Ivory Coast would face the same problems were Ebola to jump the border. But, with an economy that makes up 40 percent of the eight-nation CFA franc bloc, the repercussions would be regional, including higher inflation.
“We’re already affected economically speaking because of the perception,” Trade Minister Jean-Louis Billon told Reuters. “Those who are frightened are more those who know less about Africa and are coming to discover.”
Though the country has yet to register a single case, at least two international conferences due to take place in Ivory Coast have been cancelled. International cocoa exporters have restricted staff movements in the country, exposing the sector’s vulnerability to the growing fear of Ebola.
“The more you go to the perception that things are getting out of control, the more you will have this psychological effect,” said Alain Feler, IMF representative in Ivory Coast.

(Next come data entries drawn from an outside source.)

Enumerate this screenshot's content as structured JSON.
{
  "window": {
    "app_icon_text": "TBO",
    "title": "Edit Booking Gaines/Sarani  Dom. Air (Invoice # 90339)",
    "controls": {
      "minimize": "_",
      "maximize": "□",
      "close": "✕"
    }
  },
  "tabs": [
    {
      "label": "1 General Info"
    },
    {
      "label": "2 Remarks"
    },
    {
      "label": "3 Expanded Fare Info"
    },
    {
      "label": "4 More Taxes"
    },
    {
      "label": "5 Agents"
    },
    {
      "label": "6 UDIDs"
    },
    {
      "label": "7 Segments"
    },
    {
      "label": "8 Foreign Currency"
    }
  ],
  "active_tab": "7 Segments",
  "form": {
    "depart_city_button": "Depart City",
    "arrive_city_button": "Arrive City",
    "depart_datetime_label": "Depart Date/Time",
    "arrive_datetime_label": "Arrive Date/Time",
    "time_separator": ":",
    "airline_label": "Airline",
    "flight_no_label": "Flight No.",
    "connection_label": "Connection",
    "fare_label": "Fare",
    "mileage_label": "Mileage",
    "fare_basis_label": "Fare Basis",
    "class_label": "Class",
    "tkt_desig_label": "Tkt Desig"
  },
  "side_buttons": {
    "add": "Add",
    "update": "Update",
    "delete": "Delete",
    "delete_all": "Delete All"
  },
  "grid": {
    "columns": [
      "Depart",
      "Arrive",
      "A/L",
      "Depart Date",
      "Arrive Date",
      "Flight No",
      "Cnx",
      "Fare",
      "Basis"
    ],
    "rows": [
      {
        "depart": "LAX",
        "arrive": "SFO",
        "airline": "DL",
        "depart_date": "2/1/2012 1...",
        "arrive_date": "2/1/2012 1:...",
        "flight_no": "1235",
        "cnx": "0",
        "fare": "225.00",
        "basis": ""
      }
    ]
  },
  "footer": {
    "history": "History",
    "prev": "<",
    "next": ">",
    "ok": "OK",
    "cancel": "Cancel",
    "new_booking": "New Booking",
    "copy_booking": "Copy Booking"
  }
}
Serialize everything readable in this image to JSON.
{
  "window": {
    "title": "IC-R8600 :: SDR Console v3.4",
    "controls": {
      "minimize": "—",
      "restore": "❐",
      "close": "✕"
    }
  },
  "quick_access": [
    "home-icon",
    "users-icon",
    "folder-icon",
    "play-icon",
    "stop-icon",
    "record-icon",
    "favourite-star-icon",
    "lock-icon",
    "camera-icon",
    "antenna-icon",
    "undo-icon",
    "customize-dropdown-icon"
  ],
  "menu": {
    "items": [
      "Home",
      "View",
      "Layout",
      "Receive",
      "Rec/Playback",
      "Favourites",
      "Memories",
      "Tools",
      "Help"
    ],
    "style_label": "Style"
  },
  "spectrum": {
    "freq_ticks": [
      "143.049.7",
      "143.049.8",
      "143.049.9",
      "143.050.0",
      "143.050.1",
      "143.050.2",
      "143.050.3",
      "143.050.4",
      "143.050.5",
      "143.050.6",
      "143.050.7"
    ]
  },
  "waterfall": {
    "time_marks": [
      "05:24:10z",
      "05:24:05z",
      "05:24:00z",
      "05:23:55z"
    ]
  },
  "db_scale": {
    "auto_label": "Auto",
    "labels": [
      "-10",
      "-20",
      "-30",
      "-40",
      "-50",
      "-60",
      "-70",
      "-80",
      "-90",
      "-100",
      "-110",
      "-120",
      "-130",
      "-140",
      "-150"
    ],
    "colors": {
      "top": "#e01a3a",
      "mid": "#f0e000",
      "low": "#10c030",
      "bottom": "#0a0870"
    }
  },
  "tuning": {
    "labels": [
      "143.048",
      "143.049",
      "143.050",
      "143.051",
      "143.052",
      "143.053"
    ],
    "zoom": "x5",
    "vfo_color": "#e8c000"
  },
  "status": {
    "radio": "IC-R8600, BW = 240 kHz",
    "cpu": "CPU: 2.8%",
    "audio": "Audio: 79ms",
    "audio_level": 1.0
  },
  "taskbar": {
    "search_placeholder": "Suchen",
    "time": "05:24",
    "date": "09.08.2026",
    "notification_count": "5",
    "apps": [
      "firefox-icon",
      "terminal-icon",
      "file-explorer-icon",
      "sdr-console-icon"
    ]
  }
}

Citizens of Abidjan are wary. On packed public buses, people try to avoid touching.
“It’s often difficult because you can’t avoid human contact,” said student Cesar Kouame Kouakou. “But we try to do it because no one knows what causes this sickness.”
Ivorian authorities are heartened by events in Senegal and Nigeria, where relatively rapid government responses appear to have contained outbreaks.
After an initially slow start, hundreds of millions of dollars in international financial assistance are also beginning to pour into Guinea, Liberia and Sierra Leone to fund the Ebola fight and offset the economic damage.
President Barack Obama has announced that the United States plans to send 3,000 troops to the region.
For Coulibaly, the growing momentum is a positive step, but he worries that nations on the frontline are still being neglected.
“The neighboring countries must be assisted financially, logistically, with material resources,” he said. “We need to see that assistance now.”